Dans l’immédiat, le gouvernement se contente d’appeler les distributeurs à faire des efforts sur leurs marges à la pompe, dans une vaste opération de communication.
KC - REUTERS - Ken Cedeno
Comme en 2022, les propositions pleuvent pour endiguer la hausse des prix de l’énergie liée à la guerre au Moyen-Orient. Mais certaines de ces rustines pourraient se révéler contre-productives, alertent plusieurs spécialistes.
Comme un air de déjà-vu. Qui dit nouvelle flambée des prix de l’énergie dit même mécanique politique qui s’enclenche. « Blocage des prix », « baisse des taxes », remise en cause de la « règle d’indexation des prix du gaz à ceux de l’électricité en Europe » ou encore suspension de la tarification du CO₂ : comme en 2022, les propositions affluent de toutes parts pour soulager la facture des ménages et des entreprises.
« On assiste à un concours Lépine de la réaction la plus irréfléchie », tance Nicolas Goldberg, associé chez Colombus Consulting. Derrière ces annonces, la logique est la même : atténuer ou masquer le coût des énergies fossiles et neutraliser le signal-prix envoyé aux consommateurs. Au risque, préviennent plusieurs spécialistes, d’aggraver les déséquilibres du système.

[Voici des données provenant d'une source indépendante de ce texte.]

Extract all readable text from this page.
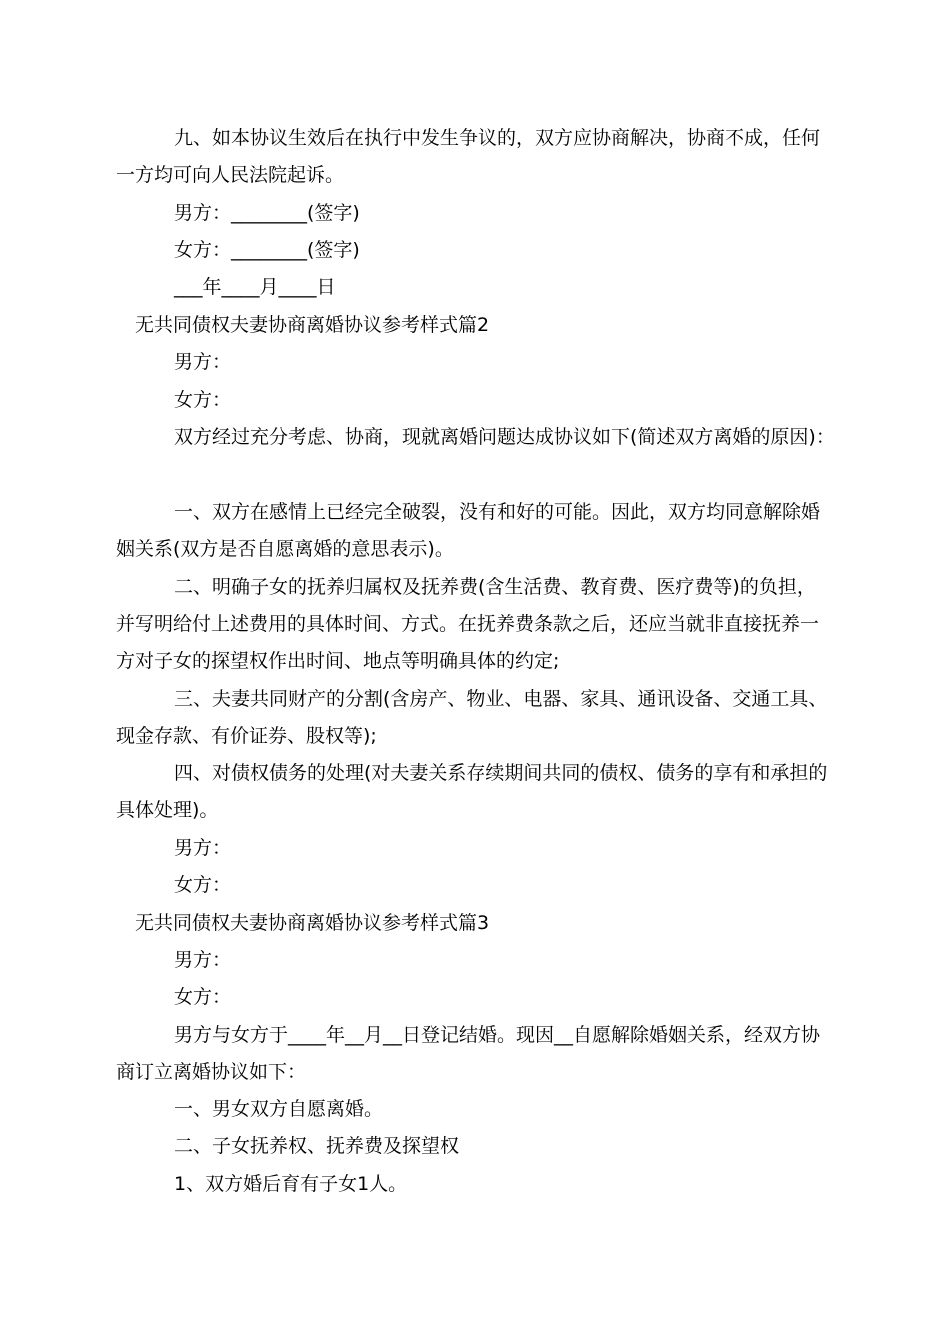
九、如本协议生效后在执行中发生争议的，双方应协商解决，协商不成，任何

一方均可向人民法院起诉。

男方：________(签字)

女方：________(签字)

___年____月____日

无共同债权夫妻协商离婚协议参考样式篇2

男方：

女方：

双方经过充分考虑、协商，现就离婚问题达成协议如下(简述双方离婚的原因)：

一、双方在感情上已经完全破裂，没有和好的可能。因此，双方均同意解除婚

姻关系(双方是否自愿离婚的意思表示)。

二、明确子女的抚养归属权及抚养费(含生活费、教育费、医疗费等)的负担，

并写明给付上述费用的具体时间、方式。在抚养费条款之后，还应当就非直接抚养一

方对子女的探望权作出时间、地点等明确具体的约定;

三、夫妻共同财产的分割(含房产、物业、电器、家具、通讯设备、交通工具、

现金存款、有价证券、股权等);

四、对债权债务的处理(对夫妻关系存续期间共同的债权、债务的享有和承担的

具体处理)。

男方：

女方：

无共同债权夫妻协商离婚协议参考样式篇3

男方：

女方：

男方与女方于____年__月__日登记结婚。现因__自愿解除婚姻关系，经双方协

商订立离婚协议如下：

一、男女双方自愿离婚。

二、子女抚养权、抚养费及探望权

1、双方婚后育有子女1人。
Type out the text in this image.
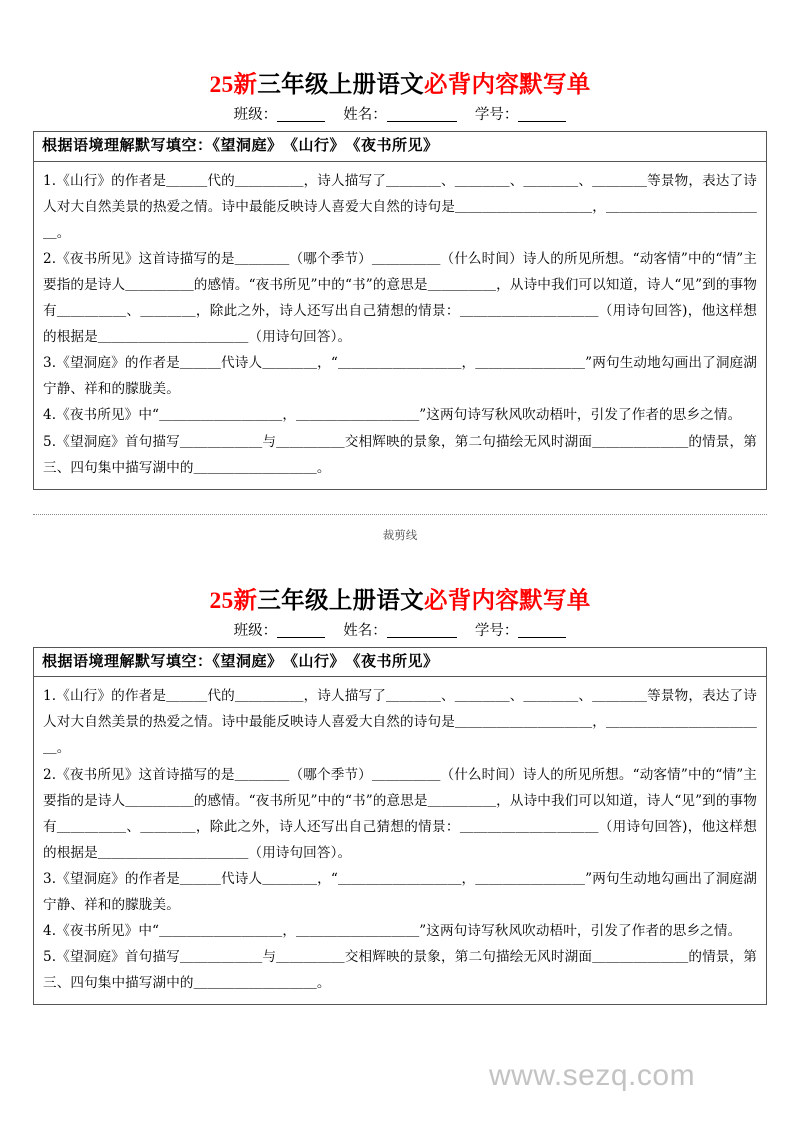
25新三年级上册语文必背内容默写单
班级：	姓名：	学号：
根据语境理解默写填空：《望洞庭》　《山行》　《夜书所见》

1.《山行》的作者是＿＿＿代的＿＿＿＿＿，诗人描写了＿＿＿＿、＿＿＿＿、＿＿＿＿、＿＿＿＿等景物，表达了诗人对大自然美景的热爱之情。诗中最能反映诗人喜爱大自然的诗句是＿＿＿＿＿＿＿＿＿＿，＿＿＿＿＿＿＿＿＿＿＿＿。

2.《夜书所见》这首诗描写的是＿＿＿＿（哪个季节）＿＿＿＿＿（什么时间）诗人的所见所想。“动客情”中的“情”主要指的是诗人＿＿＿＿＿的感情。“夜书所见”中的“书”的意思是＿＿＿＿＿，从诗中我们可以知道，诗人“见”到的事物有＿＿＿＿＿、＿＿＿＿，除此之外，诗人还写出自己猜想的情景：＿＿＿＿＿＿＿＿＿＿（用诗句回答)，他这样想的根据是＿＿＿＿＿＿＿＿＿＿＿（用诗句回答）。

3.《望洞庭》的作者是＿＿＿代诗人＿＿＿＿，“＿＿＿＿＿＿＿＿＿，＿＿＿＿＿＿＿＿”两句生动地勾画出了洞庭湖宁静、祥和的朦胧美。

4.《夜书所见》中“＿＿＿＿＿＿＿＿＿，＿＿＿＿＿＿＿＿＿”这两句诗写秋风吹动梧叶，引发了作者的思乡之情。

5.《望洞庭》首句描写＿＿＿＿＿＿与＿＿＿＿＿交相辉映的景象，第二句描绘无风时湖面＿＿＿＿＿＿＿的情景，第三、四句集中描写湖中的＿＿＿＿＿＿＿＿＿。

裁剪线
25新三年级上册语文必背内容默写单
班级：	姓名：	学号：
根据语境理解默写填空：《望洞庭》　《山行》　《夜书所见》

1.《山行》的作者是＿＿＿代的＿＿＿＿＿，诗人描写了＿＿＿＿、＿＿＿＿、＿＿＿＿、＿＿＿＿等景物，表达了诗人对大自然美景的热爱之情。诗中最能反映诗人喜爱大自然的诗句是＿＿＿＿＿＿＿＿＿＿，＿＿＿＿＿＿＿＿＿＿＿＿。

2.《夜书所见》这首诗描写的是＿＿＿＿（哪个季节）＿＿＿＿＿（什么时间）诗人的所见所想。“动客情”中的“情”主要指的是诗人＿＿＿＿＿的感情。“夜书所见”中的“书”的意思是＿＿＿＿＿，从诗中我们可以知道，诗人“见”到的事物有＿＿＿＿＿、＿＿＿＿，除此之外，诗人还写出自己猜想的情景：＿＿＿＿＿＿＿＿＿＿（用诗句回答)，他这样想的根据是＿＿＿＿＿＿＿＿＿＿＿（用诗句回答）。

3.《望洞庭》的作者是＿＿＿代诗人＿＿＿＿，“＿＿＿＿＿＿＿＿＿，＿＿＿＿＿＿＿＿”两句生动地勾画出了洞庭湖宁静、祥和的朦胧美。

4.《夜书所见》中“＿＿＿＿＿＿＿＿＿，＿＿＿＿＿＿＿＿＿”这两句诗写秋风吹动梧叶，引发了作者的思乡之情。

5.《望洞庭》首句描写＿＿＿＿＿＿与＿＿＿＿＿交相辉映的景象，第二句描绘无风时湖面＿＿＿＿＿＿＿的情景，第三、四句集中描写湖中的＿＿＿＿＿＿＿＿＿。

www.sezq.com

« Beaucoup de responsables politiques n’y comprennent rien. Ils ont avalé des éléments de langage pendant le week-end et recrachent plus ou moins bien ce qu’ils ont mal compris », tacle Thierry Bros, professeur à Sciences Po. « Cela reviendrait à casser le thermomètre pour faire baisser la fièvre », abonde Andreas Rüdinger, coordinateur transition énergétique France à l'Institut du développement durable et des relations internationales (Iddri).
Bloquer les prix, la tentation immédiate
Parmi les réponses avancées figure le blocage des prix. Vendredi, La France insoumise a déposé une proposition de loi visant à geler ou plafonner pendant trois mois « les prix de vente au détail des carburants, du gaz naturel et de l’électricité destinés aux consommateurs finals », comme elle l’avait déjà proposé en 2024.
En théorie, le Code du commerce permet en effet au gouvernement de fixer temporairement des prix plafonds. Mais dans la pratique, la mesure soulève de nombreuses difficultés. « Si vous gelez les prix, soit l’État indemnise les distributeurs, soit ils peuvent tout simplement arrêter de vendre pour éviter les pertes », souligne Nicolas Goldberg.